Ein Beitrag von Uta Stolz

„Muss ich den Morgenspruch mitsprechen?“, fragte mich ein neuer Schüler in der Unterstufe. „Nein, das musst du nicht. Mir selbst ist er wichtig, aber er ist kein Zwang. Wir schaffen uns zu Beginn einen Raum, der uns alle trägt. Du kannst gern warten.“ Beim zweiten Mal sprach er selbstverständlich mit. Auf der Koliskotagung in Kalifornien war ich Zeugin eines Gesprächs unter Ehemaligen: „ … und als es mir ganz schlecht ging, und ich ganz unten war, fiel mir dieser Spruch wieder ein: Der Sonne liebes Licht …“.

Im Kissenkreis am Boden eng zusammen bis Ostern in der 6. Klasse, bis zum Beginn des Jugendalters, begannen wir den Unterricht, standen dann auf und fassten uns alle an den Händen. Wir warteten auf die Stille und fingen gemeinsam mit „Ich …“, an, so lange die Innigkeit uns trug. Dieses Tragen hörte irgendwann in der siebten Klasse auf, obwohl der Blick nach außen und nach innen von „in die Welt“ und „in die Seele“ je nach Epoche ins Bewusstsein gehoben wurde. Wir sprachen unseren Klassenspruch, weil dieser uns trug und vereinte, bis der Morgenspruch, dann in anderen Sprachen, wieder passte.
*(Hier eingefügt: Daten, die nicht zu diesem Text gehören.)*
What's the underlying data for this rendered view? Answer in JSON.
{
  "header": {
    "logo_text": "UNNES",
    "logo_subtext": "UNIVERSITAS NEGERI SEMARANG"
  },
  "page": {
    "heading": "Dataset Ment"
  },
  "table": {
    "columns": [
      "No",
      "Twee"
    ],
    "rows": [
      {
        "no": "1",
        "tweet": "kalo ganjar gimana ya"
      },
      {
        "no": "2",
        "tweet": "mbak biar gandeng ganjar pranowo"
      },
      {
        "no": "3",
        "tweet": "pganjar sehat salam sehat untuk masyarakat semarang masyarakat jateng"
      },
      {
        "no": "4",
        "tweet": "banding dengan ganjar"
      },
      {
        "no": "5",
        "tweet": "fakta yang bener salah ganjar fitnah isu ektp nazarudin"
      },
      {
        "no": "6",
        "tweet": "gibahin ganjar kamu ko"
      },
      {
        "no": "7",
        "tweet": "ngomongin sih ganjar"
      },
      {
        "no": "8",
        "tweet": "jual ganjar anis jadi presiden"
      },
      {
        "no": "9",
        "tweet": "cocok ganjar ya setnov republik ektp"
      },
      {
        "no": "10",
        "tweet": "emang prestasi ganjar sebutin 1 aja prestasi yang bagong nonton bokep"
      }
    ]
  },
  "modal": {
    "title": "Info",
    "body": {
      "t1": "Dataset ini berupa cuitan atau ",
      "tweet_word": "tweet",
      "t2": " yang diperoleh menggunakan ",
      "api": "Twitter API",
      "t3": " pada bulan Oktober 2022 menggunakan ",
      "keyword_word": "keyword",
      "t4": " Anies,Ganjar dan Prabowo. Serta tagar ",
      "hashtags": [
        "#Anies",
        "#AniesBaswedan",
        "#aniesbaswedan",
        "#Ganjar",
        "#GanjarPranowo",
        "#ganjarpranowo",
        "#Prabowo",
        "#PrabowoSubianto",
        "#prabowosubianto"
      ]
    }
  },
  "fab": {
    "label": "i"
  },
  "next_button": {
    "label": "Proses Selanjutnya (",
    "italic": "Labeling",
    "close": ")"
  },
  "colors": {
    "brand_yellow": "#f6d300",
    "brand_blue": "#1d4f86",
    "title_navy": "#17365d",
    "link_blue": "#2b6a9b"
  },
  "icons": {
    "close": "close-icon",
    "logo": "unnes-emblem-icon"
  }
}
Die 5 Fragen zum Thema Morgenspruch

  •  Der Sonne liebes Licht, es hellet mir den Tag: sind der innere und der äußere Raum denkhell, wenn wir den Spruch sprechen? Habe ich etwas ganz Neues für die wache Wahrnehmung der Kinder vorbereitet?
  • Der Seele Geistesmacht, sie gibt den Gliedern Kraft: werden sich die Kinder heute so für meinen Unterricht begeistern können, dass sie mit Freude loslegen?
  • … dass ich kann arbeitsam und lernbegierig sein: gibt es genügend Angebote zum Üben, zum Vertiefen und Herausforderungen für jedes einzelne Kind?
  • Sprechen die Kinder in einer wahrnehmungsoffenen Körperhaltung und mit Vorfreude auf das Kommende?
  • Welchen Platz hat Humor?

12 Variationen nur dann, wenn das Feld aus irgendeinem Grund nicht trägt

  1. Eine Gruppe spricht den ersten Satz oder den ersten Teil, die andere den zweiten.
  2. Jede(r) spricht leise und nur ein Wort laut, das heute für mich als Lernender wichtig ist.
  3. Jede(r) nimmt eine Körperhaltung ein, die passt oder sucht sich einen eigenen Platz im Raum.
  4. Eine Epoche lang wird ein anderer Spruch, vielleicht auch Schülervorschläge, gesprochen.
  5. Eine Gruppe spricht nur einzelne Wörter wiederholt und leise, die andere gleichzeitig den Spruch.
  6. Ab der fünften Klasse der Hinweis der Lehrer*in: Nehmt den Inhalt der Epoche und haltet für euch fest, was ihr in der Welt und in euch gesehen habt. Am Ende der Stunde zum Beispiel wird danach gefragt.
  7. Lehrer*in spricht darüber, was der Spruch ihr oder ihm bedeutet, wo er herkommt, vielleicht auch über weitere tragende Säulen der Waldorfpädagogik.
  8. Mit der Patenklasse gemeinsam wird morgens der Spruch oder auch beide gesprochen, so hören die Schüler*innen, woher sie kommen und wohin sie gehen.
  9. In der ausklingenden Mittelstufe oder in der Oberstufe: die Schüler*innen schreiben den Spruch so um, dass der Inhalt bleibt, aber ihr Sprachgefühl getroffen wird.
  10. Alle Klassen sprechen den Spruch gleichzeitig eine Epoche lang und die Türen stehen offen.
  11. Lehrer*in fragt am Ende der Stunde: was ist euch heute sonnenklar geworden, wo konntet ihr in der Arbeit gut zugreifen? Vor dem Morgenspruch am nächsten Tag können einzelne sich dazu äußern.
  12. Lehrer*in achtet darauf nichts zu fordern, das nicht kongruent zum eigenen Lehrerverhalten ist.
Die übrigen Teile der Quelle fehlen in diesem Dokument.